It was the most expensive City Council election in Seattle history, and the winner believes her victory signals that voters are fed-up with corporate politics.
Nearly $1 million was spent as Kshama Sawant and Pamela Banks faced off in a race that saw the Socialist Alternative incumbent win a second term in November, garnering 55 percent of the vote to represent the newly formed District 3 that includes Capitol Hill, Madison Park, Montlake and the Central Area.
“It’s a confirmation that working people in the district, in Seattle and, indeed, nationwide are looking for an alternative to corporate politics,” said Sawant, who noted that voters have shown their agreement through those results that Seattle is currently a deeply unequal city.
While Banks had been within striking distance on Election Night, less than 1,000 votes behind her opponent, Sawant expanded her lead with each ensuing ballot drop and eventually won by nearly 4,000 votes.
Banks officially conceded on Nov. 6, writing in a Facebook post that she entered the race because she believed the district deserved “a representative that answers to you and speaks on your behalf.” She said she would continue to fight for the community despite not doing so from a City Council position.
“My heart and my door will always be open to you,” she wrote.
Magnified issues
Sawant, who knocked off longtime incumbent Richard Conlin two years ago for her first term on the council, said many of biggest issues facing the city — ones she’ll now be tasked with addressing over the next four years — are magnified within her district.
Those hot topics include the need for affordable housing, a more expansive mass-transit system and robust human service offerings, along with a conversation of how to fund those measures.
“All these issues,” she said, “they are issues that need to be solved citywide, and people in all districts are clamoring for solutions to these problems.”
Paramount among those concerns is the housing crisis.
“Rent is skyrocketing citywide, but you can see some of the biggest crunch in Capitol Hill and the Central District,” Sawant said. “You can see that also being exemplified in the way that low-income people, people of color — particularly the African-American community — is being, because of the price of housing, being driven out of the urban core of the city.”
Sawant also noted that the needs of the LGBTQ community are “absolutely central” to District 3 and that members of that community are also being pushed out of the neighborhood. Along with skyrocketing rents, she said, LGBTQ community members are overrepresented among low-wage workers and among those feeling the housing pinch. She also said it was critical that Seattle establish a city-funded and community-run LGBTQ center.
Ultimately, Sawant said having a parochial outlook to the current problems facing the city isn’t going to get things fixed, and discussions over taxing the super-wealthy and having progressive — instead of regressive — taxation must take place across all districts.
How the district voted
Sawant, who emphasized her policy to not accept corporate donations throughout the campaign, ultimately raised more money than every other candidate running for City Council, at $450,000, and she and Banks combined to bring in at least $300,000 more than the next closest race (the citywide Position 8 battle between Tim Burgess and Jon Grant), and at least $500,000 more than the second-closest district race.

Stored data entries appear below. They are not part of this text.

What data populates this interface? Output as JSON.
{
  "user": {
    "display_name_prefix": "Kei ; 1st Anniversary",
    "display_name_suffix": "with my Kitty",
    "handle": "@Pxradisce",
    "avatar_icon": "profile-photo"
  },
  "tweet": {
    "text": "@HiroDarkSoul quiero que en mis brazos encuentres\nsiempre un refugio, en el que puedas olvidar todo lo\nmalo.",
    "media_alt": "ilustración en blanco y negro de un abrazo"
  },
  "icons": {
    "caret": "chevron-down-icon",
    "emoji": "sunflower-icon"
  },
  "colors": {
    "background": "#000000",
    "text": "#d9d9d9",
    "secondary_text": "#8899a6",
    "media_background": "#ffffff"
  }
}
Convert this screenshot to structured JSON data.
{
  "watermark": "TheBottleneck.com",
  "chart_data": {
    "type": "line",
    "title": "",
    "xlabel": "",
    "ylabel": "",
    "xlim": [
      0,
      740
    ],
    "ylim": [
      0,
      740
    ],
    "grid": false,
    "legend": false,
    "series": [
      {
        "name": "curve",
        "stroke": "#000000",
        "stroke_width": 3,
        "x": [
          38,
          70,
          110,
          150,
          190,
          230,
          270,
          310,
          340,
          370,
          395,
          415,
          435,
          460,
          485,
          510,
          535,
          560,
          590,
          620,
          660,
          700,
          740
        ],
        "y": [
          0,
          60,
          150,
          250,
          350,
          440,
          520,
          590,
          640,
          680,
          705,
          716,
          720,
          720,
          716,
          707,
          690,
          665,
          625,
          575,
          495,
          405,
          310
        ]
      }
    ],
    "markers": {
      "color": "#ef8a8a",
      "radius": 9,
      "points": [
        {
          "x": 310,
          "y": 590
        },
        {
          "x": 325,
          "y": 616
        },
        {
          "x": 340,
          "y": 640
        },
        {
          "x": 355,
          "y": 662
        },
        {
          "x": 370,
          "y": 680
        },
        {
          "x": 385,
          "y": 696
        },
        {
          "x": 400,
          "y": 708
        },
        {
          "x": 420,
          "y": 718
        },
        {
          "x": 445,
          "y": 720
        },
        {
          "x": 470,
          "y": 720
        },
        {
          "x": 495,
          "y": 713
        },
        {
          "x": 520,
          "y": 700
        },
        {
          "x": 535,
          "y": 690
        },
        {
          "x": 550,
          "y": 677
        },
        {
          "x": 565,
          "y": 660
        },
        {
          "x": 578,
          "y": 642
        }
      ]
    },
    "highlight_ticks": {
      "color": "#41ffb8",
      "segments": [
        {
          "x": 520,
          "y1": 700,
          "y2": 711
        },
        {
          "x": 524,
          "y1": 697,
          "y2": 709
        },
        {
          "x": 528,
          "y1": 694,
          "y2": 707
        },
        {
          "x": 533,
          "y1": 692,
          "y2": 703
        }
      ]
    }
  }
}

The District 3 race even outpaced the spending on both sides of the Move Seattle transportation levy, for which both sides combined to spend more than $750,000 total.
Only one other City Council candidate (Burgess) eclipsed the $300,000 mark, while just two (Bruce Harrell in District 2, and Lorena Gonzalez for Position 9) raised more than $200,000.
At an average contribution size of $265, Banks had one of the highest in the city, while Sawant’s $121 average was ahead of only Deborah Zech-Artis in District 7 among all City Council candidates in the general election.
“The reason I supported the district initiative, the charter amendment, was because running district-wide election campaigns, as opposed to citywide election campaigns, is less daunting for grassroots campaigns that have to fight against corporate cash,” Sawant said.
Capitol Hill voters also had a say in who would fill the city’s two at-large positions. Gonzalez and Burgess defeated Bill Bradburd and Grant, respectively. Gonzalez carried 78 percent of the vote in her race, while Burgess also led comfortably with approximately 55 percent of the tally.
Turnout was also relatively strong in District 3 with 32,287 ballots returned as of Nov. 21, among 63,777 registered voters. That slightly trailed District 6 (Northwest Seattle) for the highest total number of ballots submitted, but it was still best margin of ballots submitted versus total registered voters at more than 50 percent.